Livorno, confermato il carcere per l'aggressore del turista americano
Convalidato l'arresto per il trentenne accusato della tentata rapina avvenuto sugli scali Manzoni dopo il prelievo al bancomat
LIVORNO. Resta in carcere Mohamed Chebil, il trentenne tunisino arrestato mercoledì primo luglio per la tentata rapina ai danni di un turista statunitense di 25 anni avvenuta sugli scali Manzoni dopo che quest’ultimo aveva appena prelevato i soldi dal bancomat.
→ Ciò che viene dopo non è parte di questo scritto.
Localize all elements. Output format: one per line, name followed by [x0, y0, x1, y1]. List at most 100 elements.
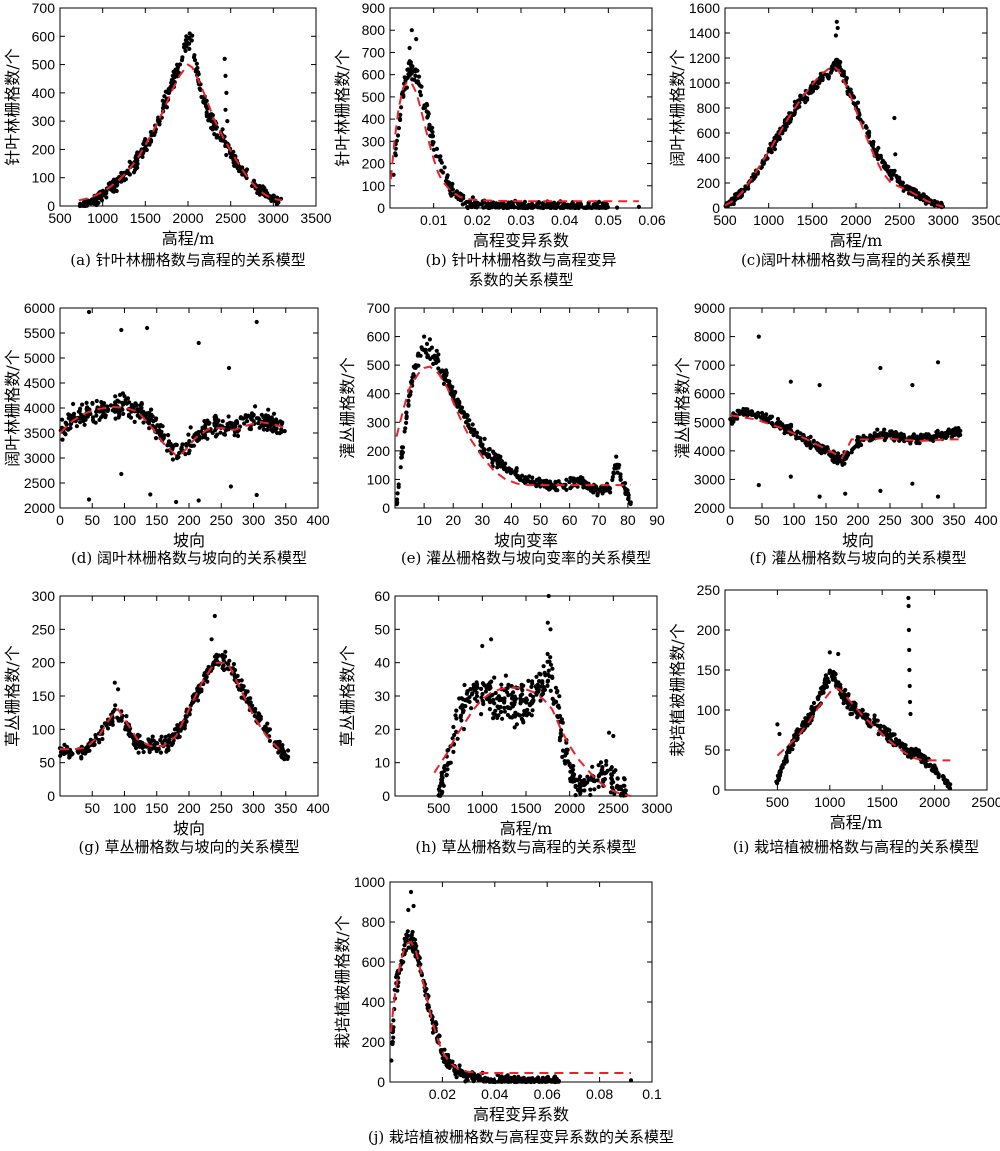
- scatter-point: [474, 205, 479, 210]
- scatter-point: [552, 1079, 558, 1084]
- scatter-point: [617, 463, 622, 468]
- y-axis-label: 灌丛栅格数/个: [673, 357, 692, 458]
- scatter-point: [254, 319, 259, 325]
- scatter-point: [425, 113, 430, 119]
- scatter-point: [153, 746, 158, 751]
- scatter-point: [187, 46, 192, 52]
- scatter-point: [147, 414, 152, 419]
- scatter-point: [442, 765, 447, 770]
- scatter-point: [480, 681, 485, 686]
- scatter-point: [538, 698, 543, 703]
- scatter-point: [497, 459, 502, 464]
- scatter-point: [472, 696, 477, 701]
- scatter-point: [788, 474, 793, 479]
- scatter-point: [843, 491, 848, 496]
- scatter-point: [824, 684, 829, 689]
- panel-caption: (f) 灌丛栅格数与坡向的关系模型: [749, 549, 966, 567]
- scatter-point: [570, 767, 576, 772]
- fit-line: [433, 686, 631, 797]
- scatter-point: [465, 689, 470, 694]
- scatter-point: [430, 129, 435, 135]
- scatter-point: [196, 437, 201, 442]
- scatter-point: [502, 465, 507, 470]
- x-tick-label: 0.04: [481, 1086, 508, 1102]
- scatter-point: [63, 421, 68, 426]
- scatter-point: [470, 195, 475, 200]
- scatter-point: [882, 433, 888, 438]
- x-tick-label: 400: [306, 512, 330, 528]
- scatter-point: [609, 781, 614, 786]
- scatter-point: [521, 683, 526, 688]
- scatter-point: [817, 449, 822, 454]
- scatter-point: [212, 423, 217, 428]
- scatter-point: [85, 745, 90, 750]
- scatter-point: [153, 425, 158, 430]
- scatter-point: [609, 777, 615, 782]
- scatter-point: [399, 455, 404, 460]
- scatter-point: [485, 453, 490, 458]
- scatter-point: [165, 443, 170, 448]
- scatter-point: [391, 172, 396, 177]
- scatter-point: [875, 427, 880, 432]
- scatter-point: [893, 737, 899, 742]
- y-tick-label: 4000: [24, 400, 55, 416]
- scatter-point: [198, 87, 203, 92]
- scatter-point: [482, 436, 487, 441]
- scatter-point: [488, 685, 493, 690]
- scatter-point: [256, 421, 261, 426]
- scatter-point: [811, 700, 817, 706]
- scatter-point: [402, 429, 407, 434]
- scatter-point: [831, 61, 836, 67]
- scatter-point: [588, 787, 593, 792]
- y-tick-label: 150: [697, 662, 721, 678]
- scatter-point: [223, 649, 228, 654]
- scatter-point: [441, 373, 446, 378]
- y-axis-label: 灌丛栅格数/个: [338, 357, 357, 458]
- scatter-point: [172, 443, 177, 448]
- chart-panel-d: 0 50 100 150 200 250 300 350 400 2000 2500 3000 3500…: [3, 300, 330, 567]
- scatter-point: [491, 716, 496, 721]
- scatter-point: [112, 707, 117, 712]
- scatter-point: [410, 77, 415, 82]
- y-tick-label: 200: [697, 175, 721, 191]
- scatter-point: [242, 421, 247, 426]
- scatter-point: [395, 133, 401, 138]
- scatter-point: [830, 456, 835, 461]
- chart-panel-h: 500 1000 1500 2000 2500 3000 0 10 20 30 40 50 60 高程/m…: [338, 588, 673, 856]
- scatter-point: [939, 430, 945, 435]
- scatter-point: [417, 89, 423, 94]
- scatter-point: [882, 427, 887, 432]
- scatter-point: [531, 694, 536, 699]
- scatter-point: [156, 746, 161, 752]
- scatter-point: [436, 366, 441, 371]
- scatter-point: [451, 724, 456, 730]
- scatter-point: [573, 784, 578, 790]
- y-tick-label: 100: [32, 721, 56, 737]
- x-tick-label: 350: [942, 512, 966, 528]
- scatter-point: [183, 38, 188, 43]
- scatter-point: [580, 482, 586, 487]
- x-tick-label: 3000: [641, 800, 672, 816]
- scatter-point: [628, 500, 633, 505]
- scatter-point: [509, 205, 514, 210]
- scatter-point: [487, 1079, 492, 1084]
- scatter-point: [500, 462, 505, 467]
- scatter-point: [81, 414, 86, 419]
- y-tick-label: 2000: [694, 500, 725, 516]
- scatter-point: [429, 345, 434, 350]
- y-tick-label: 0: [47, 198, 55, 214]
- scatter-point: [502, 709, 507, 714]
- scatter-point: [933, 765, 938, 770]
- scatter-point: [434, 154, 439, 159]
- scatter-point: [425, 354, 431, 359]
- scatter-point: [162, 738, 167, 743]
- scatter-point: [623, 788, 628, 793]
- scatter-point: [158, 738, 163, 743]
- scatter-point: [821, 686, 826, 692]
- scatter-point: [445, 173, 450, 178]
- scatter-point: [135, 732, 140, 737]
- scatter-point: [71, 401, 76, 407]
- scatter-point: [244, 167, 250, 172]
- scatter-point: [467, 695, 472, 700]
- scatter-point: [214, 135, 219, 140]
All’esito dell’udienza di convalida, che si è tenuta ieri mattina, il giudice per le indagini preliminari ha accolto la richiesta della procura disponendo la custodia cautelare in carcere. A difenderlo l’avvocata Barbara Luceri.
I fatti
Secondo i carabinieri, il giovane vacanziere aveva appena prelevato in piazza Cavour quando è stato seguito dall’aggressore fino agli scali Manzoni. Lì Chebil lo ha affrontato pretendendo il denaro. Al rifiuto del venticinquenne, l'aggressore gli ha strappato lo zaino scagliandolo nei fossi. Il turista si è persino tuffato nel tentativo di recuperarlo, senza successo. Quando è risalito in strada, è stato colpito ripetutamente al volto con estrema ferocia, verosimilmente con un tirapugni. I militari dell'Arma, allertati dai passanti e supportati dalle volanti della polizia di Stato, hanno bloccato Chebil a poche decine di metri. Il turista, ferito e sotto choc, è stato soccorso dai volontari della Misericordia di via Verdi e accompagnato al pronto soccorso Il recupero Da questo drammatico episodio è nata però anche una storia di solidarietà. I sommozzatori della “O.Mar.Sub” – come documentato dal Tirreno – si sono offerti volontariamente per una complessa operazione di ricerca subacquea nei fossi, durata oltre un’ora in condizioni di visibilità azzerata a causa del fango. Coordinati da Omar Alex Melani, con l’aiuto dei ragazzi del “Gruppo Giovani Sub” (studenti dell’istituto nautico), i subacquei sono riusciti a recuperare lo zaino con il computer, gli occhiali e le cuffie. Un gesto completamente gratuito: «Volevamo dimostrare che accanto alla violenza esiste una città solidale e pronta ad aiutare» ha spiegato Melani.